Ich habe meine Mutter so viele Jahre lang verurteilt, als sie damals einfach aus unserem Leben verschwunden ist, weggerannt ist vor Papa und mir, aber heute realisiere ich, dass ich kein Stück besser bin als sie. Es ist schon das zweite Mal, dass ich einfach abgehauen bin. Das erste Mal bin ich davongelaufen, als mir die ganze Situation mit Marina und Mama über den Kopf gewachsen ist. Und gestern bin ich auch wieder davon gerannt, anstatt die Sache mit Papa und Vanessa gleich zu klären.

Ich bewundere meinen Vater sehr. Er hatte gestern den Mut mir gegenüber zu treten, auch wenn es verdammt schwer für ihn gewesen sein muss. Ich muss unbedingt mit ihm und auch Vanessa sprechen, aber das muss warten. Jetzt ist es erst einmal wichtig, dass ich Marina die Wahrheit sage.

Ich fahre mir mit der linken Hand nervös durch die Haare, meine rechte Hand ist in meiner Hosentasche vergraben. Kaugummikauend warte ich darauf, dass die Haustüre vor der ich gerade stehe endlich geöffnet wird. Mein Herz schlägt heftig gegen meinen Brustkorb. Zittrig nehme ich einen Zug von der angenehmen Abendluft, ehe ich sie wieder ausatme. Zumindest für einen kurzen Moment hat es mich beruhigt, aber die Nervosität und Furcht gewinnt schnell wieder an Überhand.

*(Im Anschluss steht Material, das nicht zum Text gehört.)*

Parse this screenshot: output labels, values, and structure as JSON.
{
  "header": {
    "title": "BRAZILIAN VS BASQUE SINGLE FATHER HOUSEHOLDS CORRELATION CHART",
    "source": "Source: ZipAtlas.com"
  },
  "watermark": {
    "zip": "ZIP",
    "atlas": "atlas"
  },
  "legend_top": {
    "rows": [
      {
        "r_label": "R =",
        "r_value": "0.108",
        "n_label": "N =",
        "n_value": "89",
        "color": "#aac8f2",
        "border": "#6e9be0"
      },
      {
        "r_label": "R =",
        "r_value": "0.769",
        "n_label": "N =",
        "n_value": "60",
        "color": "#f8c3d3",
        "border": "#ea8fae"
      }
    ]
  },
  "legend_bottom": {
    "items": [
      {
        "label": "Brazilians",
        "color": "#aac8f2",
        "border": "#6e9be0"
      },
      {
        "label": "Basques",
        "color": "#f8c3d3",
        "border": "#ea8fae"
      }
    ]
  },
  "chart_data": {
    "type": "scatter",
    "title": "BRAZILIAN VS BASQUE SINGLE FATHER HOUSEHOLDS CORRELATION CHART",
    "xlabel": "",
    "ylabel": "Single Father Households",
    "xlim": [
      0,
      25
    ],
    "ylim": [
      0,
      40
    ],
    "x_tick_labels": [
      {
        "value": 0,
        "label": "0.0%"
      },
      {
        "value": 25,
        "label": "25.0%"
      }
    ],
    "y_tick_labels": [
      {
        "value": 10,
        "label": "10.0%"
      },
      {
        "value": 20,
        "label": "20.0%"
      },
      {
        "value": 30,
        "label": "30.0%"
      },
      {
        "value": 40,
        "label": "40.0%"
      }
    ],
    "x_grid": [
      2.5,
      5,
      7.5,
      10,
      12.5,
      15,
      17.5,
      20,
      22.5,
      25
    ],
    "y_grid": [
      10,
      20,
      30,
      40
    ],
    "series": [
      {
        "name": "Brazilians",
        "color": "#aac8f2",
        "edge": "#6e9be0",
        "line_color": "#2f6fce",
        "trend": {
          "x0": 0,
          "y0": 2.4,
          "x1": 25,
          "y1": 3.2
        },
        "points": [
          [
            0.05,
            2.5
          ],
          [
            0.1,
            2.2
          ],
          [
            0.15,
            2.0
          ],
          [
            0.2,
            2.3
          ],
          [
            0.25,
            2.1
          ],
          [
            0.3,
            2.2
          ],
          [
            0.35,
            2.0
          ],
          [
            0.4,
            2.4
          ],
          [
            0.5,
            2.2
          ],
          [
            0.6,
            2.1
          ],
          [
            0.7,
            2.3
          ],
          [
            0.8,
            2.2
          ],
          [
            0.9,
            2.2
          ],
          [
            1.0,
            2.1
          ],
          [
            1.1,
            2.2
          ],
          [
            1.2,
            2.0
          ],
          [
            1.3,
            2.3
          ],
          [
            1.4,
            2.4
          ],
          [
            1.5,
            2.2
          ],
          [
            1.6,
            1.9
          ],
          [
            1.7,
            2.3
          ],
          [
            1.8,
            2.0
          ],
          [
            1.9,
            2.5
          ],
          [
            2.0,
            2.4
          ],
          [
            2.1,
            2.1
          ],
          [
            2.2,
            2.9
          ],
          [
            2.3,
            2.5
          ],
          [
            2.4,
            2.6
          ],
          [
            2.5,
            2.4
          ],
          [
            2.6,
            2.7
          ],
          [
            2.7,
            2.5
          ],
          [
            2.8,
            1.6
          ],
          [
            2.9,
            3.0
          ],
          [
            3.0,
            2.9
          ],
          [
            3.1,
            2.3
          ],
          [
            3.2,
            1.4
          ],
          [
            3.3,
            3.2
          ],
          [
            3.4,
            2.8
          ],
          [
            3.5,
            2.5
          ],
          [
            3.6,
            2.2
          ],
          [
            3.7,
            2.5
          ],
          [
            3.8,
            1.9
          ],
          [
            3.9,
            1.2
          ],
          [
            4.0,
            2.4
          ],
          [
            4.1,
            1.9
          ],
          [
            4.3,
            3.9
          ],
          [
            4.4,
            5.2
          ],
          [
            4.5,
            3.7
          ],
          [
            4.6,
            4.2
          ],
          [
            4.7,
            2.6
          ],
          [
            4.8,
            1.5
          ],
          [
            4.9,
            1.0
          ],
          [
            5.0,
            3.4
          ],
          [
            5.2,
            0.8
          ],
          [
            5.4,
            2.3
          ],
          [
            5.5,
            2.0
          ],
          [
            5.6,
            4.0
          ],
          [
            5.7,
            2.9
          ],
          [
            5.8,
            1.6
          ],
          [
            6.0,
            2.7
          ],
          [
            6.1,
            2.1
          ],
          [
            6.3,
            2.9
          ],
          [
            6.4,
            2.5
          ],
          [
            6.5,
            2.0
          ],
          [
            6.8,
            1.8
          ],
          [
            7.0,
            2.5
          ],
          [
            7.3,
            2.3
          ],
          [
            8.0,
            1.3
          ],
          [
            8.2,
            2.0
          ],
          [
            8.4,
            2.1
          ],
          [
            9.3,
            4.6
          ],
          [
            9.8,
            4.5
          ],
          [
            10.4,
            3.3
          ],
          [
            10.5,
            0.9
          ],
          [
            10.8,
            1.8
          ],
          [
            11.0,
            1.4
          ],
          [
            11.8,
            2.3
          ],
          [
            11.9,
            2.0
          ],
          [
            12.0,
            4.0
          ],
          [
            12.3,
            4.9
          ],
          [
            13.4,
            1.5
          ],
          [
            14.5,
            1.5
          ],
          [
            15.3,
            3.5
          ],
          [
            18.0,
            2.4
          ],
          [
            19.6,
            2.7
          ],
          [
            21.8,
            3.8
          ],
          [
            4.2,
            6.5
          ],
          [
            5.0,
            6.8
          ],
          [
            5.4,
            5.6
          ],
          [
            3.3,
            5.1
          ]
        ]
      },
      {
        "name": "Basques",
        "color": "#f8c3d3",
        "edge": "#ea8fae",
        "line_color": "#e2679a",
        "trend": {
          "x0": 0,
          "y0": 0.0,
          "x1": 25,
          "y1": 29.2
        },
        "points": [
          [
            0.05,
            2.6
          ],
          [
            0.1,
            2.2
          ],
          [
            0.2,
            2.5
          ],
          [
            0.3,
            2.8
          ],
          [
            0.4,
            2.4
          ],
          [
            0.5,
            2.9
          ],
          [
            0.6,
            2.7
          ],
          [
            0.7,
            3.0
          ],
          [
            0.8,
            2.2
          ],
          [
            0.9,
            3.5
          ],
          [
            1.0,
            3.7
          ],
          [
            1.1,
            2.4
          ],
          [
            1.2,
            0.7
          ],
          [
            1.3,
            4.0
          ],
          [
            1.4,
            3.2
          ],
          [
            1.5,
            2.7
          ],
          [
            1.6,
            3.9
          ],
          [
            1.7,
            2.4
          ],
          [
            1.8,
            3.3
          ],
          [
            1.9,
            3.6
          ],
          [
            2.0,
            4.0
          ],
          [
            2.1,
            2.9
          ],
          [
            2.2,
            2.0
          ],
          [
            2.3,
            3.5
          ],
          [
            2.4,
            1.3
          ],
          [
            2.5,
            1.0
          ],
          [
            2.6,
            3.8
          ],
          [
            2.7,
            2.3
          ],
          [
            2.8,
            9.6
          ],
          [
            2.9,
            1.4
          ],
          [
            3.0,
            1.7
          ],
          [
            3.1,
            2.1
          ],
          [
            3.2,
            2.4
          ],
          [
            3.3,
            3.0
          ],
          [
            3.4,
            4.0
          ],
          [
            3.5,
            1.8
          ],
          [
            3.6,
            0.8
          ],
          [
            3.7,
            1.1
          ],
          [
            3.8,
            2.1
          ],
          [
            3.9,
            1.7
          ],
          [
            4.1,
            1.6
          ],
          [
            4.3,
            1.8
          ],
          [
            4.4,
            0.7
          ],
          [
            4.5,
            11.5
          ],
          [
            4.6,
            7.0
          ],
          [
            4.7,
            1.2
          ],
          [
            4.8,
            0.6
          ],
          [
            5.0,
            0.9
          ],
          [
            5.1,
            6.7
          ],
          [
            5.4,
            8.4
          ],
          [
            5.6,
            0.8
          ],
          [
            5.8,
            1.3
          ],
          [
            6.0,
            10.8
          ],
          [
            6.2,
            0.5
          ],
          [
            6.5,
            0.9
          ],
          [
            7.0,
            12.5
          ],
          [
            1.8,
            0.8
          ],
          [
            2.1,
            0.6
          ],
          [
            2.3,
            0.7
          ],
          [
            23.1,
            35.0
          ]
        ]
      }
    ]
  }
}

Mein Handy in meiner linken Hand zittert und ich werfe einen kurzen Blick darauf. Eine WhatsApp von Hendrik wird auf dem Bildschirm angezeigt.

„Du kannst mich immer anrufen, wenn du etwas brauchst oder einfach nur quatschen möchtest.

Caroline hat eine Überraschung für mich. Ich bin echt gespannt.

Viel Glück mit Marina! Sie wird dir verzeihen, weil sie dich abgöttisch liebt. Wetten?

Wenn ich in Deutschland wäre, würde ich dir trotzdem in den Arsch treten.🐒

Hau rein, Alter"

Ein Lächeln stiehlt sich auf meine Lippen. Das ist so typisch Hendrik! Vor allem das bescheuerte Affensmiley.

„Hallo...David." Mein Herz rutscht mir in die Hose und das Lächeln sackt in sich zusammen, als ich die eiskalte, aber auch etwas hämische Stimme meiner Schwiegermutter höre. Ich war auf diesen Moment gefasst, dass dachte ich zumindest. Schließlich habe ich fast die ganze Nacht wachgelegen und überlegt wie ich mich verhalten soll, wenn es wieder Selina ist, die mich in Empfang nimmt. Aber jetzt sind plötzlich alle Worte, die ich mir zurechtgelegt hatte aus meinem Gedächtnis gelöscht und ich fühle mich einfach nur wieder so verdammt klein.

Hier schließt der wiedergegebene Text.